Palantir routinely organizes hack weeks, inviting engineers from across the company to experiment and tackle product challenges. This year’s event zeroed in on the company’s contracts with DHS and ICE, which have drawn sharp criticism from both outside activists and internal staff who worry the technology is fueling an aggressive immigration crackdown.
“This effort embodies the culture of the Palantir that I choose to work at,” Ted Mabrey, head of Palantir’s commercial business, wrote in a staff email in early May. “You have the option to slam cynical emojis in slack channels, distrust your colleagues, and choose to think that narrative-motivated outsiders lying about Palantir’s work are more honest than the people showing up to do that work every day. Or you can have the courage to engage and innovate.”
The hack week brought together employees from across the organization to build new oversight capabilities for platforms like Foundry, Palantir’s flagship data integration and analysis tool. These features aim to address internal concerns by providing more robust monitoring of user activity.
Palantir’s relationship with ICE has expanded rapidly. Last year, WIRED reported that ICE paid Palantir $30 million to develop a product called ImmigrationOS, designed to offer “near real-time visibility” into self-deportations from the United States.
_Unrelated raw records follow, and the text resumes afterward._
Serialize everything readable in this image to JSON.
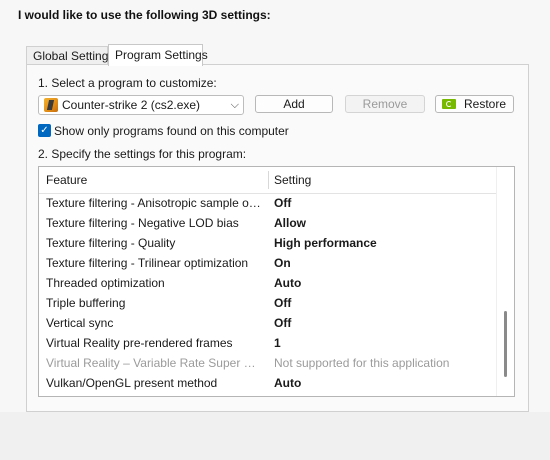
{
  "heading": "I would like to use the following 3D settings:",
  "tabs": [
    {
      "label": "Global Settings",
      "active": false
    },
    {
      "label": "Program Settings",
      "active": true
    }
  ],
  "step1": {
    "label": "1. Select a program to customize:",
    "program_select": {
      "value": "Counter-strike 2 (cs2.exe)",
      "icon": "cs2-icon"
    },
    "add_label": "Add",
    "remove_label": "Remove",
    "restore_label": "Restore",
    "restore_icon": "nvidia-icon"
  },
  "show_only_found": {
    "checked": true,
    "label": "Show only programs found on this computer"
  },
  "step2": {
    "label": "2. Specify the settings for this program:"
  },
  "settings_table": {
    "columns": [
      "Feature",
      "Setting"
    ],
    "rows": [
      {
        "feature": "Texture filtering - Anisotropic sample opti...",
        "setting": "Off",
        "disabled": false
      },
      {
        "feature": "Texture filtering - Negative LOD bias",
        "setting": "Allow",
        "disabled": false
      },
      {
        "feature": "Texture filtering - Quality",
        "setting": "High performance",
        "disabled": false
      },
      {
        "feature": "Texture filtering - Trilinear optimization",
        "setting": "On",
        "disabled": false
      },
      {
        "feature": "Threaded optimization",
        "setting": "Auto",
        "disabled": false
      },
      {
        "feature": "Triple buffering",
        "setting": "Off",
        "disabled": false
      },
      {
        "feature": "Vertical sync",
        "setting": "Off",
        "disabled": false
      },
      {
        "feature": "Virtual Reality pre-rendered frames",
        "setting": "1",
        "disabled": false
      },
      {
        "feature": "Virtual Reality – Variable Rate Super Samp...",
        "setting": "Not supported for this application",
        "disabled": true
      },
      {
        "feature": "Vulkan/OpenGL present method",
        "setting": "Auto",
        "disabled": false
      }
    ]
  },
  "colors": {
    "accent": "#0067c0",
    "nvidia_green": "#76b900"
  }
}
Additionally, the company built a separate tool, Enhanced Leads Identification & Targeting for Enforcement (ELITE), which generates maps of individuals flagged for deportation.
Some of the hack week innovations have already been deployed, with additional features expected to roll out later this year, according to an email reviewed by WIRED. “These tools materially expand the usability of Audit logs and checkpoints,” one team lead wrote, “not just on [Palantir’s DHS contract], but anywhere Foundry operates in high-sensitivity environments.”
“This hack week demonstrated that Palantir can convert internal attention around work [on the DHS contract] into additional platform-level safeguards,” the same team lead noted in the May email. “Rather than turning away from challenging work, commercial FDEs [forward deployed engineers] across the company wanted to jump into the breach.”
Internal backlash against Palantir’s ICE work intensified earlier this year after Minneapolis nurse Alex Pretti was shot and killed by federal agents. Leaked internal Slack messages revealed employees questioning the ethical implications of the company’s involvement and demanding greater transparency. “Can Palantir put any pressure on ICE at all?” one worker wrote. “I’ve read stories of folks rounded up who were seeking asylum with no order to leave the country, no criminal record, and consistently check in with authorities. Literally no reason to be rounded up. Surely we aren’t helping do that?”